Фыркнув, Мирская встряхнула подурневшую голову. Её нытье было бессмысленным по двум причинам. Первая и самая главная — всё равно никто не услышит и не узнает, о чем она думает. Дома кроме неё никого нет, и в ближайшую сотню лет не будет, а делиться своими мыслями ни с кем не собирается, не настолько ещё с ума сошла от одиночества. И вторая, но не менее важная, практически ставящая точку — никто не примет её слова во внимание. Ну и что, что за ней носились два года, в попытках затащить на это дурацкое шоу? Ну и что, что её рекомендовал один из победителей предыдущих сезонов Битвы? Тот самый, который теперь ходит в немилости основной части зрителей. Прекратив думать над тем, что её не касается и над чем она бессильна, ведьма склонилась над унитазом, сунув два пальца в рот, наконец-то освобождая жалобно урчащий желудок, явно не оценившего пятилетней выдержки. А жаль, вино было хорошее, и весьма дорогое: положа руку на сердце, Мира была готова признаться, что потратила на него почти четверть от своего прожиточного минимума.

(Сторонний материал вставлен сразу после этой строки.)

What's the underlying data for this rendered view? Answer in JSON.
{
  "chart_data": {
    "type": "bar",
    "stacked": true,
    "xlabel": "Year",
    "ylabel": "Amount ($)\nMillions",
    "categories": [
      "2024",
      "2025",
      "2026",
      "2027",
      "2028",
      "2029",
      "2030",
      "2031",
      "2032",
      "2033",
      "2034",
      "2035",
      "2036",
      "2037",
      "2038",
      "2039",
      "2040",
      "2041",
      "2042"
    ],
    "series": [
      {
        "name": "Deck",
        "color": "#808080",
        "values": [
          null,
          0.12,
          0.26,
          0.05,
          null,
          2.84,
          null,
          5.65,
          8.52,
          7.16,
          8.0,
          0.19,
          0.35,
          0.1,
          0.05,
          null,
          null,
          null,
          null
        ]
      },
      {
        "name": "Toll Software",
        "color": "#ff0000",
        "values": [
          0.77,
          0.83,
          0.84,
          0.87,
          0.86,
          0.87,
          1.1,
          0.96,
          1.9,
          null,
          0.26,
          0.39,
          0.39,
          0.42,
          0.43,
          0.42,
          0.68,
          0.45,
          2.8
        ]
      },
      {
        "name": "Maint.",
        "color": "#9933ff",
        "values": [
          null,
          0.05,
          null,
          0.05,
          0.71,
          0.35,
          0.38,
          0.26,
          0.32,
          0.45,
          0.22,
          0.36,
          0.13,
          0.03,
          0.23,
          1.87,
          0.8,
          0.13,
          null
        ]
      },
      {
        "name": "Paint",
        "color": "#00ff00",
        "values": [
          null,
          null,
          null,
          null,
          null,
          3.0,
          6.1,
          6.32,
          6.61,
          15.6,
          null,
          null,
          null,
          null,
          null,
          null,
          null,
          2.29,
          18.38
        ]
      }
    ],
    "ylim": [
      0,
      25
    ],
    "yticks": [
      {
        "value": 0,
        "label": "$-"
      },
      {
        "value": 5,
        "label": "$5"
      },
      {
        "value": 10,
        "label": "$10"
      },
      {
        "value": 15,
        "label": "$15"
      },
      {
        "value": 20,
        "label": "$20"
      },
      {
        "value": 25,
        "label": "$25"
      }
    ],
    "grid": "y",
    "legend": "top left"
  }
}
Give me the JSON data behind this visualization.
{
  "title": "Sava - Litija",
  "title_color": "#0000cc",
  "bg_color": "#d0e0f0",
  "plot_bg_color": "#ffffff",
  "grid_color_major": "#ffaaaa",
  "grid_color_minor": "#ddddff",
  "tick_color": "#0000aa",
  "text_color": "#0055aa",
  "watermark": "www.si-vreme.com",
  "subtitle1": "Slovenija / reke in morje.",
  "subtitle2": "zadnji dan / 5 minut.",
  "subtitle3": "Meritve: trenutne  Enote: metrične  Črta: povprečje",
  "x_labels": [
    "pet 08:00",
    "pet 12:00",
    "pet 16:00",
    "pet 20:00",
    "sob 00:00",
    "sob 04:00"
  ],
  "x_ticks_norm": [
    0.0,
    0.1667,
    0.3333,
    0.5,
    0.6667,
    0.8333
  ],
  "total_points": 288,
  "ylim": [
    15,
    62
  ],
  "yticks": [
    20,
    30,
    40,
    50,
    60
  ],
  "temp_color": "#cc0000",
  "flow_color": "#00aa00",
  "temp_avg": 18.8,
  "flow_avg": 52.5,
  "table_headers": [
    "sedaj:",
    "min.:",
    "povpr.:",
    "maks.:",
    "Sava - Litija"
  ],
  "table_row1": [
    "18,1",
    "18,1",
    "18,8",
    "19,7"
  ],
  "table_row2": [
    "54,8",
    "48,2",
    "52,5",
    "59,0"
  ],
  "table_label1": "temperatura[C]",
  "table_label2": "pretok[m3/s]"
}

Выпито было совсем не много, от силы полтора бокала, да и алкоголь не успел даже и коснуться расслабленого мозга, но хоть убей, а Мира не помнит ни как избавилась от давящей на плечи парадно-выходной одежды, ни как забралась в кровать и, с головой укутавшись в одеяло, скоропостижно уснула. Зато отлично запомнила хмельное отвратительное утро, наступившем слишком рано, на её вкус. Предусмотрительно заведённый на полшестого утра будильник был как нельзя кстати — проспи она ещё хоть на минуту дольше, и всё, плакало бы её почётное место в шеренге,
— На камчатке, — как ехидно бы отозвалась та вторая псевдо-ведьма.
и стопроцентная победа в тройке, или, быть может, четвёрке «сильнейших» эзотериков сезона. Мира бы попросту не смогла оторвать голову от подушки: ни через час, ни через два, и даже ни через десять. Едва соскребая себя с хлопковой простыни, ведьма с едва скрываемым раздражением всмотрелась в свое помятое лицо, с ярко выделяющими синяками под глазами. Казалось бы, на смуглой коже не должно было быть видно последствий тяжёлого вечера, со светлой все смотрелось бы куда более хуже, но нет. Она выглядела как недобитый мертвец: глаза казались куда более глубоко посаженными, на щеке алел след от скатавшейся наволочки, да и в целом выражение лица было довольно зверское.
— Ебаный ты Гаргамель, — шепчет она собственному отражению, и тяжело вздыхает.
—
Тебе не на Битву надо, а на кастинг в новый сезон «Вампиров средней полосы», сладкая моя, — насмешливо отозвался внутренний голос. И Мира с ним согласилась. Не в первый раз, и по такому унылому поводу.
Куда катится её жизнь?
Очевидно, далеко не в райские сады.
________________________________________________
Белого конверта ей не видать — Мира приняла это тяжело и с большим неудовлетворением.
Глядя на до безобразия довольную своим триумфом Игнатенко и расплескивающую в разные стороны свои флюиды Романову, Мира с трудом удержала в себе очередную порцию необоснованной, — хотя её нутро было готово привести тысячу и ещё одну тысячу причин, что она была более чем обоснована! — агрессии, подавляя желание подойти и плюнуть каждой в лицо, а дальше с удовольствием наблюдать за звереющими псевдо-ведьмами. Ощущать их бьющую через край силу, которую те бы направили против неё, в тщетных попытках если не уничтожить, то хотя бы мелко напакостить. Всё равно ни у одной из них ничего бы не получилось: она не знала как и чем заслужила, но испытывающий к ней абсолютную любовь Пётр окружил её настолько сильным энергетическим полем, что порой к ней притронуться спокойно нельзя было. И Мирская была готова воплотить свои желания в реальность: тело инстинктивно подалось вперёд, готовое покинуть насиженное место и направиться к действующим ей на нервы объектам. Потерять она бы ничего не потеряла. С первой конфликт разгорался лишь сильнее и война шла уже по всем фронтам, с того момента, как сучка почувствовала себя всемогущей и прицепила пиявку, тем самым сделав её должницей шамана. Со второй же ситуация обстояла иначе: ни Мира, ни Марьяна ничего не знали друг о друге, но ведьма решила действовать на опережение и узнать вероятного раздражителя раньше, чем тот начнёт жужжать под ухом. Так или иначе, но Башаров всё равно бы столкнул их лбами. Так зачем тянуть?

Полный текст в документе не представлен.